Almost as though he’d grown tired of never quite being given the chance to shine, it was Pattinson himself who sought out the part of Constantine ‘Connie’ Nikas, reaching out to Josh and Ben Safdie for work in the wake of their 2014 feature Heaven Knows What. Clearly, Pattinson knows what he’s capable of and, thus, it’s a thrill to find just how savvy the move was. Good Time is far and away the peak of the star’s career to date.
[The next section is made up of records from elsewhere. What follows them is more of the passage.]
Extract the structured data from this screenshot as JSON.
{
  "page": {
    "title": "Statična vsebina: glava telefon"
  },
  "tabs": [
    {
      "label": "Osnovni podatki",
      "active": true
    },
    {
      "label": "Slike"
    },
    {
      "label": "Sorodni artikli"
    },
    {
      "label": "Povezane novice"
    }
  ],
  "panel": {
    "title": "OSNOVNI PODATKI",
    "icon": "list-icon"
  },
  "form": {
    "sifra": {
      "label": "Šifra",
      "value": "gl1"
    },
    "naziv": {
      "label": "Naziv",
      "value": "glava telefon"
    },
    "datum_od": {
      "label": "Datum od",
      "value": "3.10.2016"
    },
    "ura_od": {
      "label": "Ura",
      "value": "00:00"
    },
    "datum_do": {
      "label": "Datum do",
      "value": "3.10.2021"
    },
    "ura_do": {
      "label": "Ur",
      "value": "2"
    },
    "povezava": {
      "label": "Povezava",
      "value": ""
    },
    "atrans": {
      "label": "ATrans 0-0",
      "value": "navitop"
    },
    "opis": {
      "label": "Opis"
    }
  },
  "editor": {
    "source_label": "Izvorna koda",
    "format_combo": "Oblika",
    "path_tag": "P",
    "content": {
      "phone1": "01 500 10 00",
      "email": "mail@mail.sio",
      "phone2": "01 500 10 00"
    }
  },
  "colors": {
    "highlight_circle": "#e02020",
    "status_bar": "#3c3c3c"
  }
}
Connie is a small time crook in New York, with a ‘mentally handicapped’ younger brother – Nick, played by Ben Safdie himself – whose plan to rob a bank and escape the city goes catastrophically wrong when the quick-thinking cashier slips a dye pack into their loot bag. Just as it might seem that the brothers have gotten away, the pack goes off, swamps them with red dust and veers their getaway vehicle into the back of a parked car. A police chase later and Nick winds up custody whilst Connie’s on the run, calling in favours to secure the $10,000 he needs to buy a bail bond and free his brother. Along the way are Jennifer Jason Leigh’s flakey, sort-of-girlfriend, Corey and teenager Crystal – an assured feature debut by Taliah Webster.
Taking much of the look, sound and themes of Heaven Knows What and ramping it up tenfold, Good Time is dominated by a masterfully crafted aesthetic of blue and red lighting, framed within tight, claustrophobic camerawork, and to a thrumming electronic beat. The latter: a soundtrack that came away with the top prize at Cannes and features collaboration work with Iggy Pop. It’s gritty, it’s oppressive and it’s fantastically alluring in its unholy juxtaposition of the hallucinogenic and shockingly visceral. Spielberg’s Minority Report comes to mind – not least with the inclusion of a fridge full of dubious bottles – but meshed too with the feel of Carlos, Run Lola Run and Drive. Like each of those films, a sense of dynamism drives the storytelling that is mightily rewarding.
For all its relentlessly mobile animosity, what really stands the film apart, certainly shifting to a gear that Heaven Knows What just missed, is the level of moral ambiguity at work here. Pattinson and Safdie excel in capturing the fraternal George and Lennie relationship of Steinbeck’s Of Mice and Men (‘It’s just you and me. I’m your friend’), lending troubled humanity to the increasingly unsettling events on screen. Yet, what’s most powerful here is the degree to which the Safdie’s challenge their audience to both love and loathe their protagonists.
Connie is a character who will pause to help a sick old lady have a drink in one scene, and beat a man to the ground in another. With the Safdie’s being fiendishly aware of the moral anxieties at play here, watch as a television is flicked between similarly murky territories. Coming out of the, instantly iconic, finale, concentration is required to digest all that has happened and whether it was okay to like Connie. Put it this way, Bosley Crowther would have hated it.
As for the title, ‘good time’ is the term for early jail release; shortened imprisonment for good behaviour. Good Time, the film, is loaded with characters newly released from previous sentences, desperate not to go back but without the means or circumstances to actually have a good time in the real world. From this cruel irony, a brilliant thriller is born.